Huy Tran

**Name of the Vulnerable Software and Affected Versions** Hostel versions prior to 1.1.7 **Description** The Hostel plugin for WordPress contains a Reflected Cross-Site Scripting issue caused by insufficient input sanitization and output escaping. This allows unauthenticated attackers to inject arbitrary web scripts into pages via the `shortcode id` parameter, which execute when a user is tricked into clicking a malicious link. **Recommendations** Update to a version later than 1.1.6. As a temporary workaround, restrict or sanitize the use of the `shortcode id` parameter.

**Name of the Vulnerable Software and Affected Versions** WordPress Community Events plugin versions through 1.5.8 **Description** The WordPress Community Events plugin is susceptible to SQL Injection through the `ce venue name` field within CSV files. This occurs due to inadequate escaping of user-provided CSV data and insufficient preparation of existing SQL queries in the `on save changes venues` function. An authenticated attacker with Administrator-level access or higher can inject additional SQL queries by uploading a specially crafted CSV file, potentially extracting sensitive information from the database. **Recommendations** Update the WordPress Community Events plugin to a version newer than 1.5.8.

**Name of the Vulnerable Software and Affected Versions** Community Events plugin for WordPress versions prior to 1.5.8 **Description** The Community Events plugin for WordPress is susceptible to Stored Cross-Site Scripting.
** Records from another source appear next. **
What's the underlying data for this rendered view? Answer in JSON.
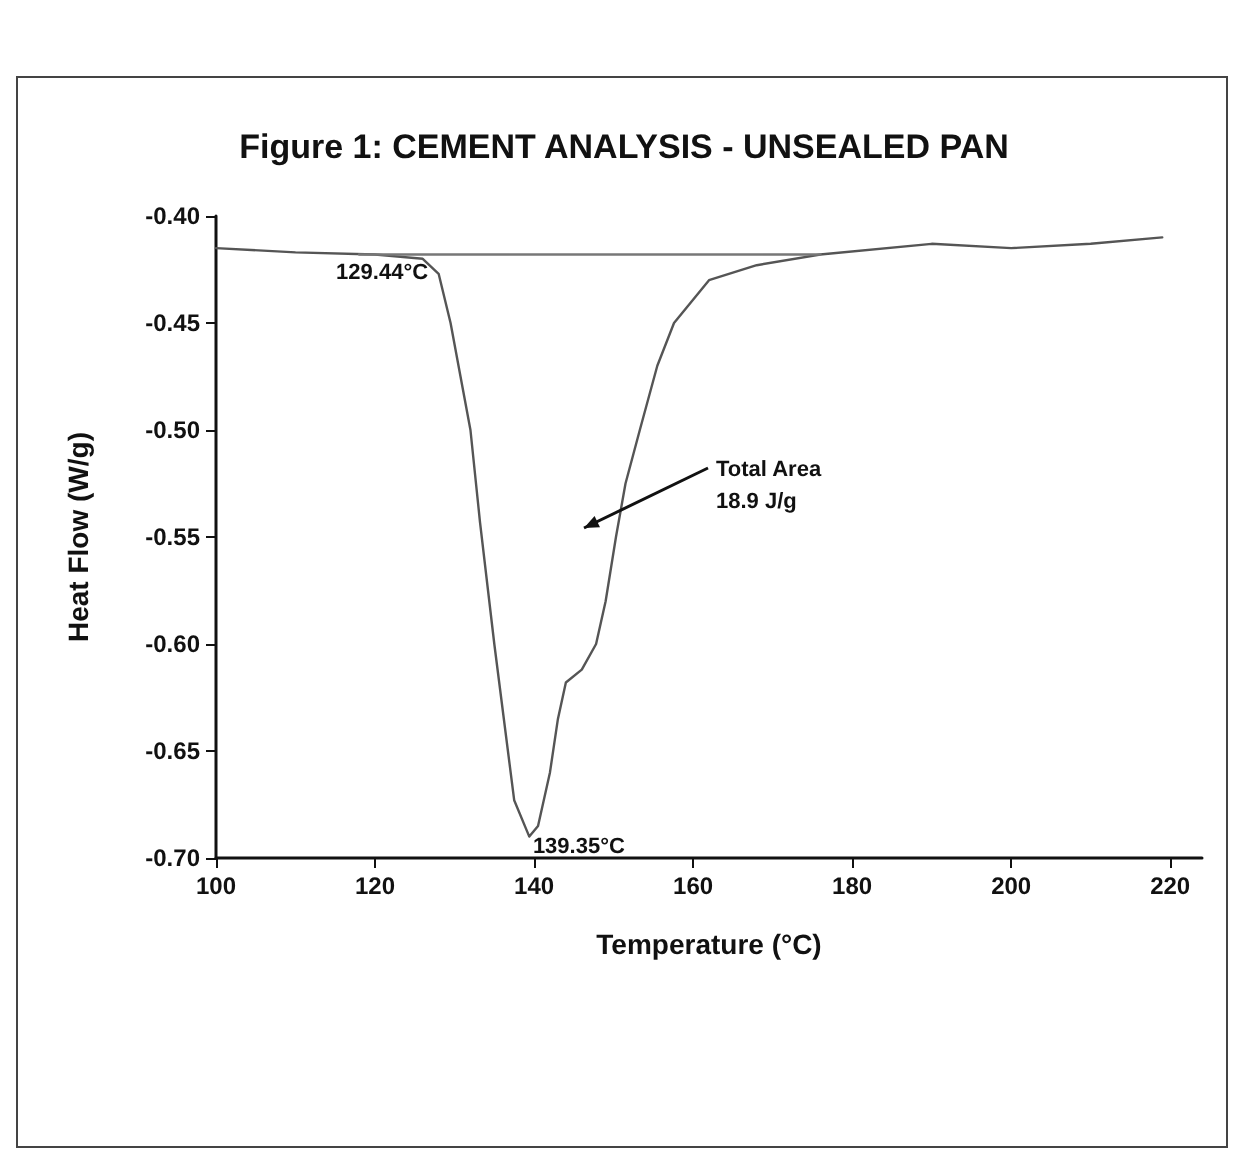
{
  "chart_data": {
    "type": "line",
    "title": "Figure 1: CEMENT ANALYSIS - UNSEALED PAN",
    "xlabel": "Temperature (°C)",
    "ylabel": "Heat Flow (W/g)",
    "xlim": [
      100,
      224
    ],
    "xticks": [
      100,
      120,
      140,
      160,
      180,
      200,
      220
    ],
    "ylim": [
      -0.7,
      -0.4
    ],
    "yticks": [
      {
        "value": -0.7,
        "label": "-0.70"
      },
      {
        "value": -0.65,
        "label": "-0.65"
      },
      {
        "value": -0.6,
        "label": "-0.60"
      },
      {
        "value": -0.55,
        "label": "-0.55"
      },
      {
        "value": -0.5,
        "label": "-0.50"
      },
      {
        "value": -0.45,
        "label": "-0.45"
      },
      {
        "value": -0.4,
        "label": "-0.40"
      }
    ],
    "grid": false,
    "marker": "none",
    "line_style": "solid",
    "series": [
      {
        "color": "#555555",
        "x": [
          100,
          110,
          120,
          126,
          128,
          129.5,
          131,
          132,
          133.2,
          135,
          137.5,
          139.4,
          140.5,
          142,
          143,
          144,
          146,
          147.8,
          149,
          150.3,
          151.5,
          153.3,
          155.5,
          157.6,
          162,
          168,
          176,
          190,
          200,
          210,
          219
        ],
        "values": [
          -0.415,
          -0.417,
          -0.418,
          -0.42,
          -0.427,
          -0.45,
          -0.48,
          -0.5,
          -0.543,
          -0.6,
          -0.673,
          -0.69,
          -0.685,
          -0.66,
          -0.635,
          -0.618,
          -0.612,
          -0.6,
          -0.58,
          -0.55,
          -0.525,
          -0.5,
          -0.47,
          -0.45,
          -0.43,
          -0.423,
          -0.418,
          -0.413,
          -0.415,
          -0.413,
          -0.41
        ]
      },
      {
        "color": "#777777",
        "x": [
          118,
          176
        ],
        "values": [
          -0.418,
          -0.418
        ]
      }
    ],
    "annotations": [
      {
        "text": "129.44°C",
        "x": 129.44,
        "y": -0.418
      },
      {
        "text": "139.35°C",
        "x": 139.35,
        "y": -0.69
      },
      "Total Area\n18.9 J/g"
    ]
  }
}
This is due to inadequate input sanitization and output escaping of the `ce venue name` parameter. An authenticated attacker with administrator-level access or higher can inject malicious web scripts into pages. These scripts will then execute whenever a user accesses the compromised page. **Recommendations** Update the Community Events plugin to version 1.5.8 or later.

**Name of the Vulnerable Software and Affected Versions** The Ebook Store plugin for WordPress versions prior to 5.8012 **Description** The Ebook Store plugin for WordPress is susceptible to Stored Cross-Site Scripting via the Order Details. Insufficient input sanitization and output escaping allows authenticated attackers with administrator-level access to inject arbitrary web scripts into pages. These scripts will execute when a user accesses the injected page. This issue only affects multi-site installations and installations where unfiltered html has been disabled. **Recommendations** Update The Ebook Store plugin to a version later than 5.8012.